Enseignement supérieur : l’exigence de qualité

Développées depuis longtemps dans l’industrie, les démarches qualité (l’assurance qualité, les certifications, les accréditations et les audits) se sont étendues au cours de ces deux dernières décennies à l’enseignement supérieur. Plusieurs universités britanniques et canadiennes, entre autres, s’y sont engagées dans l’objectif d’améliorer leurs cursus. Au Maroc, les institutions universitaires  se sont intéressées au processus depuis quelques années, mais le système est encore à l’état embryonnaire. La démarche qualité est prévue par la loi portant organisation de l’enseignement supérieur et la charte nationale d’éducation et de formation.
Dans son article 77, ladite loi stipule que «le système de l’enseignement supérieur est soumis dans sa globalité à une évaluation régulière portant sur sa rentabilité interne et externe..(…) touchant tous les aspects pédagogiques, administratifs et de recherche. Cette évaluation se base sur les audits, auto- évaluations et sondages périodiques».

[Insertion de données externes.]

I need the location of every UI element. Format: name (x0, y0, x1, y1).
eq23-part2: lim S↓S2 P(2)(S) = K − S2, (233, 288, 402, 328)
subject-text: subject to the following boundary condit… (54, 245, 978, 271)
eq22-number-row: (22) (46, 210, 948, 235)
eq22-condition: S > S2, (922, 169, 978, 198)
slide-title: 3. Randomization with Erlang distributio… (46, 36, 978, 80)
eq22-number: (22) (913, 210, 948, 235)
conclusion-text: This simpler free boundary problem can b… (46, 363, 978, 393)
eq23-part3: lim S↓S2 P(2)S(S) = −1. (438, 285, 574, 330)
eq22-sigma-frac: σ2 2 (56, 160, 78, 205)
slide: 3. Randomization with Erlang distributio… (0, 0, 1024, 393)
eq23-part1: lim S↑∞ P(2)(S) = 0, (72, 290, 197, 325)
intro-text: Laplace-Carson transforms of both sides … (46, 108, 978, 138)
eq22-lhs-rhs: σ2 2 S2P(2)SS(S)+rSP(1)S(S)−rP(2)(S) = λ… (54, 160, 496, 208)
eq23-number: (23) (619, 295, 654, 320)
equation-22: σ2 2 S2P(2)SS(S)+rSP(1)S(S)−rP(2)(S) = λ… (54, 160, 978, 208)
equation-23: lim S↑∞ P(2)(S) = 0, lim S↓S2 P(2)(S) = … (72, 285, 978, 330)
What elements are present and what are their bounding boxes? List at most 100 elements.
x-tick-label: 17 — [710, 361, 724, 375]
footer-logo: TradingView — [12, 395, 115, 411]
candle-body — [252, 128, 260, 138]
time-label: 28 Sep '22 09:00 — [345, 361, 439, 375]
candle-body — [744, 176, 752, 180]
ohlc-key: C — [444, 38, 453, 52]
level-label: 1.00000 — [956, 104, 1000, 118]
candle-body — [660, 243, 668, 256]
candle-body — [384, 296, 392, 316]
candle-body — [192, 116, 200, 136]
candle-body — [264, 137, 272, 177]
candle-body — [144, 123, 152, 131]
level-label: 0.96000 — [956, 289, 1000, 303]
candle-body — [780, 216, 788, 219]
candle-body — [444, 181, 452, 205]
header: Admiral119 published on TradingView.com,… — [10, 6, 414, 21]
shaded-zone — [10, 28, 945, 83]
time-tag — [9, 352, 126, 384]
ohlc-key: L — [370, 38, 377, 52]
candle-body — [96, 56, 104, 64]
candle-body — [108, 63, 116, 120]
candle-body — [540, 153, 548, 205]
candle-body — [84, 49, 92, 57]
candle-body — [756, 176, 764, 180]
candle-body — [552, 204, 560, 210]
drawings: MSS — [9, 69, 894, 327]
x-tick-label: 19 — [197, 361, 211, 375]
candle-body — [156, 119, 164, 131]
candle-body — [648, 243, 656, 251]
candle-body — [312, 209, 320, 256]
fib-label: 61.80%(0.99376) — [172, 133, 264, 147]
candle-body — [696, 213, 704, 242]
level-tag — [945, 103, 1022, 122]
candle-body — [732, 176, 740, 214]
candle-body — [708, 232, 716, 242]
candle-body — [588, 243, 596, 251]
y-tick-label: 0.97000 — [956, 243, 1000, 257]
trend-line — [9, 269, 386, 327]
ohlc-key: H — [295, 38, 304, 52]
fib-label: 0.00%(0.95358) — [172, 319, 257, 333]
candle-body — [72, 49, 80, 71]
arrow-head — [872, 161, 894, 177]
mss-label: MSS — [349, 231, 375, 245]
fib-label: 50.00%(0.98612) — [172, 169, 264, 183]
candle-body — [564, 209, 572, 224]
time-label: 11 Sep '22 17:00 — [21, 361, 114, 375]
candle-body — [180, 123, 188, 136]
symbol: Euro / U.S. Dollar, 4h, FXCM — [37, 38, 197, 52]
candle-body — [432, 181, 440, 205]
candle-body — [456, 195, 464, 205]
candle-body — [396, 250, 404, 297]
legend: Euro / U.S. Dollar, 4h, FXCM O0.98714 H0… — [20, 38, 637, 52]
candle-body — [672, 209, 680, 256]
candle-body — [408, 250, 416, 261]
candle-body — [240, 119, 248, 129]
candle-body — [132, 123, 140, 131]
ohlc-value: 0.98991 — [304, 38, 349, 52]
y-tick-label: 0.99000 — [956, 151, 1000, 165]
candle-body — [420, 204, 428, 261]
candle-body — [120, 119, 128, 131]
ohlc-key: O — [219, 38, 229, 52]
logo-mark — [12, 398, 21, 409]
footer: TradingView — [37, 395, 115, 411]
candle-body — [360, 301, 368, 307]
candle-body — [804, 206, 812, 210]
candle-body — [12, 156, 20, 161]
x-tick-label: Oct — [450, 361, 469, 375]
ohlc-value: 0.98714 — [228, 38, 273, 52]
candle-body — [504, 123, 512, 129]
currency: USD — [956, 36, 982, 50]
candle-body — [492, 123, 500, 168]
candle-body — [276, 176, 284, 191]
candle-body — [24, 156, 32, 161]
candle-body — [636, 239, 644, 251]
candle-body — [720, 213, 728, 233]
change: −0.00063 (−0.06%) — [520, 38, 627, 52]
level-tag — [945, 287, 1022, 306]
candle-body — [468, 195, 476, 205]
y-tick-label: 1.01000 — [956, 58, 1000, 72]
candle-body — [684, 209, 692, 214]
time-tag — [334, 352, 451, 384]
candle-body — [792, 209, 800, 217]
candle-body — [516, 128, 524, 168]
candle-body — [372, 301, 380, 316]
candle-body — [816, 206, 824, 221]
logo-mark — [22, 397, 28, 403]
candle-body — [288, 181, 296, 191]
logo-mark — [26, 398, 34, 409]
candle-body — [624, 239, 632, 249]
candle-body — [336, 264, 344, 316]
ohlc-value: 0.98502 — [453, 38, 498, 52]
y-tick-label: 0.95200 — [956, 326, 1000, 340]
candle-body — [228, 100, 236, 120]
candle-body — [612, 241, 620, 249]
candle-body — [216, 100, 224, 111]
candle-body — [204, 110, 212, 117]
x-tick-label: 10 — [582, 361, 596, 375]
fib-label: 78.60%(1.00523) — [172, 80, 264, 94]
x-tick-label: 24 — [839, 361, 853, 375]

L’amélioration de la qualité et de l’efficacité de l’enseignement est donc incontournable pour relever le défi de la globalisation à l’heure de l’économie du savoir. 
La tenue les 15 et 16 février à la Faculté de médecine dentaire de  Casablanca du séminaire sur "L’assurance qualité dans l’enseignement supérieur" traduit l’importance accrue accordée à cette démarche dans les établissements d’enseignement supérieur. Cette rencontre, co-organisée par le département de l’Enseignement supérieur, l’université Hassan II Aïn Chock, le British Council et l’université britannique «The West of England», a été l’occasion pour les professionnels participants de débattre de ce sujet et d’échanger leurs connaissances en la matière. L’expérience de la Faculté de médecine dentaire de Casablanca a été présentée par sa doyenne Amal El Ouazzani Ech-chahdi.
«Le défi de la qualité ne peut être dissocié de la recherche de la performance et de l’établissement de critères d’évaluation. Pour cela, nous avons procédé par l’évaluation interne et externe pour déterminer les besoins d’amélioration. Des enquêtes de satisfaction de la formation de base (pédagogique, gouvernance, vie estudiantine) ont été réalisées», a-t-elle noté. Les résultats de cette évaluation interne  ont indiqué que 61,3% des personnes interrogées se sont déclarées satisfaites de la compétence des enseignants d’une manière générale, alors que 50,8 % des interrogés estiment que les méthodes pédagogiques utilisées par les enseignants sont insuffisantes.
Pour 43,1 % des interviewés, les travaux pratiques sont insuffisants contre 29,3 % qui pensent qu’ils sont même très insuffisants.
D’après cette auto-évaluation, cette insuffisance est due au manque des équipements dentaires.
Pour compléter cette étude, une évaluation externe a été réalisée par la Conférence internationale des doyens des Facultés de chirurgie dentaire d’expression totalement ou partiellement française (CIDCDF). Cette institution a établi un rapport dans lequel elle recommande de réduire le nombre d’heures de cours théoriques et d’augmenter le nombre d’heures de stages cliniques. La formation continue a été vivement recommandée pour rehausser le niveau des connaissances des étudiants.
Par ailleurs, lors de cette rencontre, l’expérience britannique et celle des pays du Proche-Orient en matière d’assurance qualité dans l’enseignement supérieur ont été également exposées.